Kings County Supervisor Richard Fagundes is running to defend his seat. He was first elected in 2008 when he beat an incumbent and then re-elected in 2012. Fagundes feels he has earned his constituents vote because, “I’ve done a good job and I work well with the other supervisors. But if I lose the first thing I will do is pick up the phone and congratulate Greg.”
Fagundes still lives on the family farm where he was born.
“I know everyone in this district and they feel comfortable talking with me,” he said.
When Fagundes was first elected he thought he might have a hard time because of his lack of a college degree. But he said it was actually easy, “It’s a pleasure to work with people and just your common sense is what this job needs.”
He prefers to learn on the job and already has experience running businesses. He has more than 20-years experience on the family dairy, and has successfully managed and supervised large scale diversified farming operations ranging from 300 to more than 2,000 acres of alfalfa, cotton and pistachios.
Concerning Strickland’s pledge not to take a salary, “he can do what he wants,” said Fagundes.
He feels the supervisors are well paid but says that some supervisors don’t think they are paid enough. When Fagundes was elected he decided he wanted to give 5% of his salary back to the county. When the supervisors got a 2% raise, he convinced the other supervisors not to take it, and that raise also went back to the county coffers.
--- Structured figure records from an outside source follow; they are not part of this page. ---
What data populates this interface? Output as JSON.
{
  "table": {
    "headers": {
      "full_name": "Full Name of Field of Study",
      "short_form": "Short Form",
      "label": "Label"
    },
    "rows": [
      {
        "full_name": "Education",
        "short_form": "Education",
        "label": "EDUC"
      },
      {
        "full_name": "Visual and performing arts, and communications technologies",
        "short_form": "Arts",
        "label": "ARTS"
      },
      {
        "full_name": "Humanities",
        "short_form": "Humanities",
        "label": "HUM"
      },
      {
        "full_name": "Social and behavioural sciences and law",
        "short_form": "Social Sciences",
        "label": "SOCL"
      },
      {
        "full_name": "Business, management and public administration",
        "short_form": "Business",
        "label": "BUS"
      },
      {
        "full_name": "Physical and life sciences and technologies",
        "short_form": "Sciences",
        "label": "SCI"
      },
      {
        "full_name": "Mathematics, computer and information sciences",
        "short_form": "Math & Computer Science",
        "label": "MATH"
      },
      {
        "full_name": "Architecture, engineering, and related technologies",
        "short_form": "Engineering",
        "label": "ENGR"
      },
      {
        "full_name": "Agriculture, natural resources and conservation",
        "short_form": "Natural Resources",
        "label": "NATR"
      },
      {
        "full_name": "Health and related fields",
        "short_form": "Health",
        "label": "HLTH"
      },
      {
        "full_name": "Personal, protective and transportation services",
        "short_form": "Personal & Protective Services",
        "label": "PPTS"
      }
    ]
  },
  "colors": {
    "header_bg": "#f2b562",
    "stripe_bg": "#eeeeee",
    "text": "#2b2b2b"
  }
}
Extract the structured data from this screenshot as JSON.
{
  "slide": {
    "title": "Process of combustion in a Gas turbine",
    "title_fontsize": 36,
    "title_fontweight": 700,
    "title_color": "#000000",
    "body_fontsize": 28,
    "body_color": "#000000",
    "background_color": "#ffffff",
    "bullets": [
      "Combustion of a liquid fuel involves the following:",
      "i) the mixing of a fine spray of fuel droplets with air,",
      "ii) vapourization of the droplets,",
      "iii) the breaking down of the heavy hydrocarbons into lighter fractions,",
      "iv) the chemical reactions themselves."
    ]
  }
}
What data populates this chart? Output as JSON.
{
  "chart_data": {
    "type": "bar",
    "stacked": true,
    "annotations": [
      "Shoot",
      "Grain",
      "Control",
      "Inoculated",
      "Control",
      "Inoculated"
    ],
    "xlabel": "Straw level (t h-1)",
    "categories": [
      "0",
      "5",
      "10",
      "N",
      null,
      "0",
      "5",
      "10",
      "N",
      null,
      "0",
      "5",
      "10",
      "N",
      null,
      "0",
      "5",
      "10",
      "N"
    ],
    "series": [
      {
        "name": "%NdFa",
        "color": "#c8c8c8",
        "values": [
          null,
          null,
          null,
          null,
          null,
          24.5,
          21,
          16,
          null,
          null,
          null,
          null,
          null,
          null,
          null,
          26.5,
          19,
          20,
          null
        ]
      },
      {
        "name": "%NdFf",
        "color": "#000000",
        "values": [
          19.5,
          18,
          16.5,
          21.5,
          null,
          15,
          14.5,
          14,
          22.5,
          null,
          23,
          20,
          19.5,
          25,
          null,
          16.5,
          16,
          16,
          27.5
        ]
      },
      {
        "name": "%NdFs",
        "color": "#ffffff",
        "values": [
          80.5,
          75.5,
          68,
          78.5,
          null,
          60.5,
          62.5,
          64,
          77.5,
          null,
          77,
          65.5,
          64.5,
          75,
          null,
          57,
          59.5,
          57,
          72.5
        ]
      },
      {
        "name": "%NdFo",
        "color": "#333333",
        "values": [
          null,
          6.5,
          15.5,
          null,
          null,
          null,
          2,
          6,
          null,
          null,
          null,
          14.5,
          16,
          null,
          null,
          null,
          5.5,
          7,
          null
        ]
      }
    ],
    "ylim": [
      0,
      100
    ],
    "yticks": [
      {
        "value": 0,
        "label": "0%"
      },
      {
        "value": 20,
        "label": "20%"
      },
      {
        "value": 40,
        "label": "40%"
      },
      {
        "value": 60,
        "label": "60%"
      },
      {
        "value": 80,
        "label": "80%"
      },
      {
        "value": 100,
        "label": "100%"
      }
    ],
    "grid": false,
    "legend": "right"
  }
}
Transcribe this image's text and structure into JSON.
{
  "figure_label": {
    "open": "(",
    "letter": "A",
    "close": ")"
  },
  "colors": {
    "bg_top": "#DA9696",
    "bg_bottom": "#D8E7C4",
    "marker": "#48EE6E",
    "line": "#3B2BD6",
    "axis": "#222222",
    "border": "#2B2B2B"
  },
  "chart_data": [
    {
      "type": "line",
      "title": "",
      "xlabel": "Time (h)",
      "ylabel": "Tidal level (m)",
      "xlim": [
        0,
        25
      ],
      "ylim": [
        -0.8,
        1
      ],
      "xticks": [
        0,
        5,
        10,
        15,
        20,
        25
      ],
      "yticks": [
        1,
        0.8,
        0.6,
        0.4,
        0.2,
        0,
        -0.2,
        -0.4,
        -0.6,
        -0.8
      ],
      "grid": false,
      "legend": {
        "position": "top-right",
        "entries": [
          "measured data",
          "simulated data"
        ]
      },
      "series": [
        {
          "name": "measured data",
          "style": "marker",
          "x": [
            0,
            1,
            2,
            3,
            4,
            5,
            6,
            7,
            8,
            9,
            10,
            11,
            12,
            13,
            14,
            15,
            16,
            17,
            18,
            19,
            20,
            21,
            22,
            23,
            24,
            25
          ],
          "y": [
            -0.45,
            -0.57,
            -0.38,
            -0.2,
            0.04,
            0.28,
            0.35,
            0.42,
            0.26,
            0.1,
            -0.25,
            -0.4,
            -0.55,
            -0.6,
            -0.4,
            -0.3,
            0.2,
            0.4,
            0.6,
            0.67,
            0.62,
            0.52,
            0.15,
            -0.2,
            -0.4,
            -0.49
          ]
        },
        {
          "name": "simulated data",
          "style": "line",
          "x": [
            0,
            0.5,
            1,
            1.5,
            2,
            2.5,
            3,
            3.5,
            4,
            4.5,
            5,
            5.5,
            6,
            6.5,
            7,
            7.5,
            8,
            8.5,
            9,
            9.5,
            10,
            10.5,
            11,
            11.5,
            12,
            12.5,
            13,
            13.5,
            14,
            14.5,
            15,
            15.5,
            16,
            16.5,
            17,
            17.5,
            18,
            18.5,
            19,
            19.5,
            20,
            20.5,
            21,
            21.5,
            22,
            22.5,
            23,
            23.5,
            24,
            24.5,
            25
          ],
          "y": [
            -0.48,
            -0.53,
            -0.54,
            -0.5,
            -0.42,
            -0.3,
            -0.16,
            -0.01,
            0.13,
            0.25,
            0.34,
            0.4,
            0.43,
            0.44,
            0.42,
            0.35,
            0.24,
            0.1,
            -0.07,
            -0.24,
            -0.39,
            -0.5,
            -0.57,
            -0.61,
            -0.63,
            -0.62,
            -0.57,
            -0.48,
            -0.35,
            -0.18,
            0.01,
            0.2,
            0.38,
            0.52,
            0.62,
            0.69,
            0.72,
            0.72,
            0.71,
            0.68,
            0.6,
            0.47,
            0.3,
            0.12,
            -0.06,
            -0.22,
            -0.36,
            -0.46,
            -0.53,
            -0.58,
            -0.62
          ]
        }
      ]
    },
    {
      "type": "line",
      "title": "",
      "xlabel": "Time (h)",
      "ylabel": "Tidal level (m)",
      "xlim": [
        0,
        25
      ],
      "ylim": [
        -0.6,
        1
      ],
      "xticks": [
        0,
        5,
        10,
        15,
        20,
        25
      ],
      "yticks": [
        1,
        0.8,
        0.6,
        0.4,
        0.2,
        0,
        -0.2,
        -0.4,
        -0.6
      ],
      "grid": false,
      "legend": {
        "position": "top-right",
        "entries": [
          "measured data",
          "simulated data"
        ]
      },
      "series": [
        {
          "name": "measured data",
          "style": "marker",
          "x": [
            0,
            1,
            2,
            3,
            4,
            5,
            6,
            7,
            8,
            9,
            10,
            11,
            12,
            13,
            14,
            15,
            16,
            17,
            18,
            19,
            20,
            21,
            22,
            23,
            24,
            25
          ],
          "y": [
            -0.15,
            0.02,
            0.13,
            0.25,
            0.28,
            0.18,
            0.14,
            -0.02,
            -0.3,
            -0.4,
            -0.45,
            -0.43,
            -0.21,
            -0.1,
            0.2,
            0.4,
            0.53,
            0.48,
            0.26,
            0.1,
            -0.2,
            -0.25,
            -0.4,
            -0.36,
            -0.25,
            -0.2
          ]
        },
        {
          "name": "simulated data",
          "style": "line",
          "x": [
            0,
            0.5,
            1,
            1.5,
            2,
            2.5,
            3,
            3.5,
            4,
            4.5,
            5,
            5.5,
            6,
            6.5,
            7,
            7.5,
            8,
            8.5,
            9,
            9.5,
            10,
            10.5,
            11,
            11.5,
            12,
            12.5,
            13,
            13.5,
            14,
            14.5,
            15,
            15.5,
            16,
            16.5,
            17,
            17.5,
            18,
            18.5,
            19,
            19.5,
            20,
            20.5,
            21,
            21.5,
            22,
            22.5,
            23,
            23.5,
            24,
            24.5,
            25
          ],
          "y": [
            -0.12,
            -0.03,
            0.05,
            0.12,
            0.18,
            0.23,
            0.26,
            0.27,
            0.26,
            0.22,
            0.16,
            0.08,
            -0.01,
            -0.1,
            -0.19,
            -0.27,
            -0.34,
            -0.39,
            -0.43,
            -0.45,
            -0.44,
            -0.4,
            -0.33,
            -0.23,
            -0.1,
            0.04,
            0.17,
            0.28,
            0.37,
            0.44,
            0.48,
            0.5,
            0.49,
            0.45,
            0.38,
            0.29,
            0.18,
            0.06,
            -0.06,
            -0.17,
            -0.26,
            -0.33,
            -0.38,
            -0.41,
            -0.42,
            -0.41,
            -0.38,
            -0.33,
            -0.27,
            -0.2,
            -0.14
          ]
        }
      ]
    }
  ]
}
“This is a big wheel and I am just a spoke. What I like is that we work together,” he said.
Fagundes conceded that being a supervisor could be construed as being a part-time job, but says that you have to be available 24/7.
“Every day I’m in the office and when I’m not I’m out in the community,” he said. “What you put into it is what you are going to get out of it.”
In terms of his platform he is adamantly against High Speed Rail and says that it is devastating the county.
“I wish it would go away,” he said.
He said that this area’s biggest rail obstacle for Kings County is getting to the coast and that’s where Amtrak should build a line.
“Besides Amtrak can already go 200 miles per hour,” he said.
As far as High Speed Rail’s budget he said, “I have my doubts.”
If recreational marijuana is legalized in California during the general election in November he plans on keeping Kings County a dry county.
“We will have to spend more money dealing with the problems that pot brings with it than the tax revenue coming in from marijuana sales,” he said. “Law enforcement has enough problems.”
Fagundes is in favor of Measure K.
“My son is the Kings County District Attorney and I will go along with whatever law enforcement says it needs,” he said.
In an interesting twist in this race, Keith Fagundes, Richard Fagundes’ son, beat the then Kings County District Attorney Greg Strickland in 2014. Strickland was Kings County District Attorney from 1994–1998 and from 2010–2014. Ironically, Strickland is facing another member of the Fagundes family two years later.
Fagundes and his wife have raised a family of seven children and worked hard, he said.
“It wasn’t easy but I’ve always put in my 200% and I have been very fortunate,” he said.